Some prefer “random intercepts” for “fixed effects” and perhaps we can consider these all to be members of a larger family where indices are turned-on turned-off systematically. On the other hand maybe it’s just terminology and not worth worrying about too much. Thoughts?
Silly me thought the plethora of terminology was a deliberate obfuscation effort by methodologists to make them look like they know more stuff than they actually do. For example, smarty-pants methodologists could say in casual conversation, “I know hierarchical models and mixed effects!” And unless you knew that they were the same thing, the smarty-pants methodologist would look like s/he was two things smarter than the non-smarty-pants methodologist who didn’t know either.

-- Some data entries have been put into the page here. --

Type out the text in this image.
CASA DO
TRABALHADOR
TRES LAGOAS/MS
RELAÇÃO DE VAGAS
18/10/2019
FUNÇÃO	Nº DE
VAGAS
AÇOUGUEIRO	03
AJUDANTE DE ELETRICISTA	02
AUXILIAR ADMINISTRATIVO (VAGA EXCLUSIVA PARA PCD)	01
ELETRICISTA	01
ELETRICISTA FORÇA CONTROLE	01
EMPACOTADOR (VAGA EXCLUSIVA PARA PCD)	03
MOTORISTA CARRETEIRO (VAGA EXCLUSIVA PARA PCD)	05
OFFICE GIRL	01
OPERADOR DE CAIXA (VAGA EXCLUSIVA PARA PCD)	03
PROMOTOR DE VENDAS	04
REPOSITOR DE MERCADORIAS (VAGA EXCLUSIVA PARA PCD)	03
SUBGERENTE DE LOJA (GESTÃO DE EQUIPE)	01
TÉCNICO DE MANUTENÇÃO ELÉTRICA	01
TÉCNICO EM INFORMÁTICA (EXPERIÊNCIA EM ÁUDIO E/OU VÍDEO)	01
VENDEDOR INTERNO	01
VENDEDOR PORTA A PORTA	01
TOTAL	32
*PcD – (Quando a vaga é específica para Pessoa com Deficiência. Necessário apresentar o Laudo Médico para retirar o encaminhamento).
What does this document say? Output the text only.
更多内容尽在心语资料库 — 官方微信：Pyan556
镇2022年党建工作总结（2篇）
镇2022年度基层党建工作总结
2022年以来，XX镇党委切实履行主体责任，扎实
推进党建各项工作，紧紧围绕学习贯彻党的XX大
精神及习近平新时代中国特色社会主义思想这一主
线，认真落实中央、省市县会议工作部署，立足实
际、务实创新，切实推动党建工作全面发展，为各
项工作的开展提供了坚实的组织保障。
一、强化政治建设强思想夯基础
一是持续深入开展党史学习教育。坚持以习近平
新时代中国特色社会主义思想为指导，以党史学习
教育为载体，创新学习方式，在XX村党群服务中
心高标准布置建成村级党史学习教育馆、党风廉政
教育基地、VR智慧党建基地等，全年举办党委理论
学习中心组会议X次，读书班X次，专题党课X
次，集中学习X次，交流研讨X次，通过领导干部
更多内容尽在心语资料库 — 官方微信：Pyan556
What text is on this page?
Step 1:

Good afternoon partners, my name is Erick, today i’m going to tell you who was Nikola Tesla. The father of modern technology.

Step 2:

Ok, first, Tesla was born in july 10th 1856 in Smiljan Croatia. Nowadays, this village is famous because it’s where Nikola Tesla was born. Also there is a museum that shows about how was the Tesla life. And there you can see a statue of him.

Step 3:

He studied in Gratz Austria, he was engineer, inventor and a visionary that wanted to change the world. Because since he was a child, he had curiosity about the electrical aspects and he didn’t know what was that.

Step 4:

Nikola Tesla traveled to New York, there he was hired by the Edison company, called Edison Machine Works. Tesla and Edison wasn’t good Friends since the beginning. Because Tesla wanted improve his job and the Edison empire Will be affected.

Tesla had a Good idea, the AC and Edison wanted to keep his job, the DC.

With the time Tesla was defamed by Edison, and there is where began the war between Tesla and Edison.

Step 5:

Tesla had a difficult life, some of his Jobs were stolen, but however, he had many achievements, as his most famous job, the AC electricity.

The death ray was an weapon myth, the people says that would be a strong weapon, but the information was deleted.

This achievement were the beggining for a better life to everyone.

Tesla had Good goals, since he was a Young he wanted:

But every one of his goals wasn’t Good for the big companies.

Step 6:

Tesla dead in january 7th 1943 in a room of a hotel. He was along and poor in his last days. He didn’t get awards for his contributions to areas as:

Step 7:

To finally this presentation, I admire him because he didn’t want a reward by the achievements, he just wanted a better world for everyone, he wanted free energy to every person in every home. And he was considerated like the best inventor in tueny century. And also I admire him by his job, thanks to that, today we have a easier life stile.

I may try this myself in interviews… “I know logistic regression and logit!” “I know dummy variables and fixed effects!” I feel smarter already…
2 comments:
You’re right…the variation in terminology can seem like an effort to exclude. For example, I have experience analyzing TSCS data and am familiar with fixed effects/random effects/whateverBeckandKatzmightbesellinglately. [As a funny aside, my much beloved TSCS instructor who shall remain nameless—though you might be able to guess, and it wasn’t Stimson, he’s much too nice a guy—taught me to be skeptical of whateverBeckKatz&Satanwereselling.] This spring, I’ll begin a new project where I’d like to combine firm-level survey data with country-level characteristics and have been led to believe by the terminology that I’ll need to learn a new class of models: hierarchical linear or multi-level linear models. Of course, these models might not be that different mathematically from the TSCS models I’ve estimated before. But since I don’t usually look under the hood and can’t derive the proof that they are mathematically equivalent in certain ways, they seem different to me. The data structure is different (instead of one set of dummies for each panel [i.e., fixed effects], I’ll have several interval variables), so the naive methodologist in me would believe that the estimation should be different, too.
It seems to me that the only thing that would be different (possibly) is the structure of the error term—i.e. you’d expect errors to be correlated between firms in the same country. But I haven’t sat down with my Hierarchical Bayesian Mixed Effects in Clusters books lately.